The Worcester and Birmingham Canal, some thirty miles long, was created from 1791, when it was authorised by Act of Parliament, to 1815 when it was completed 24 years later. Although intended as a broad canal for barges and having five broad tunnels, it was eventually completed with narrow locks due to financial difculties. From Gas Street Basin at the Birmingham end it passes through the suburbs of Edgbaston, Selly Oak and Kings Norton, then through the long West Hill Tunnel and via Hopwood and Alvechurch through countryside to Tardebigge, all this section being on the Birmingham Level. Then it descends in stages via fifty-six narrow locks and two barge locks to the River Sevem at Diglis via Stoke Prior, Hanbury Wharf, Dunhampstead, Oddingley, Tibberton, Blackpole and the eastern suburbs of Worcester City.
The earlier chapters of this book trace in detail the successive stages reached in making the canal and the reservoirs needed to safeguard the water supplies of millowners, the financial and other problems faced, and the saga of the Tardebigge Boat Lift. Later chapters cover the history of the canal following its completion, its use for both commercial and pleasure purposes, its administration and management, its upkeep and maintenance, its involvement with railways, and the various industries and amenities which were established beside it.
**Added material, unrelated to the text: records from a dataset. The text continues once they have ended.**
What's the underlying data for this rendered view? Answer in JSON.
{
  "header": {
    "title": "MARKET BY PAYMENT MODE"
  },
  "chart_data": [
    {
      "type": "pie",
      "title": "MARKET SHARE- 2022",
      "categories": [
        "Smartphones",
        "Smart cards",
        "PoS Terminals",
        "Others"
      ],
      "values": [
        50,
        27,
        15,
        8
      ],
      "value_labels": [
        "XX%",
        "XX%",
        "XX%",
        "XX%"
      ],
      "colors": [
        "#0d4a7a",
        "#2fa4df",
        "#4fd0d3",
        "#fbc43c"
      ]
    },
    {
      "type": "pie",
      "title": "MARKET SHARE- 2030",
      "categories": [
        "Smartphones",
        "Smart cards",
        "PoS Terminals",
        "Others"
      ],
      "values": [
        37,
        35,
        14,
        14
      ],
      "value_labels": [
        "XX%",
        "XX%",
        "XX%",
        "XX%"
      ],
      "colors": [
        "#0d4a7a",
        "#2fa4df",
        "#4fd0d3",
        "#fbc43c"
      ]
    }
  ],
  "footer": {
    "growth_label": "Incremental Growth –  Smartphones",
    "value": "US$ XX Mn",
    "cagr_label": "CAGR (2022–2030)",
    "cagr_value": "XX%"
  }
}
Three of the final chapters feature past and present places and items of interest located along the canal from Birmingham to Worcester.
Of special interest throughout is the impact the canal had upon the lives of countless people, those involved in its construction, those who lived and worked on the boats, those who were employed by the Canal Company as engineers, lock-keepers and maintenance men, people who worked in canalside factories, shops, public houses, boatyards, and on wharves, and those concerned for the welfare of canal boat families and their animals.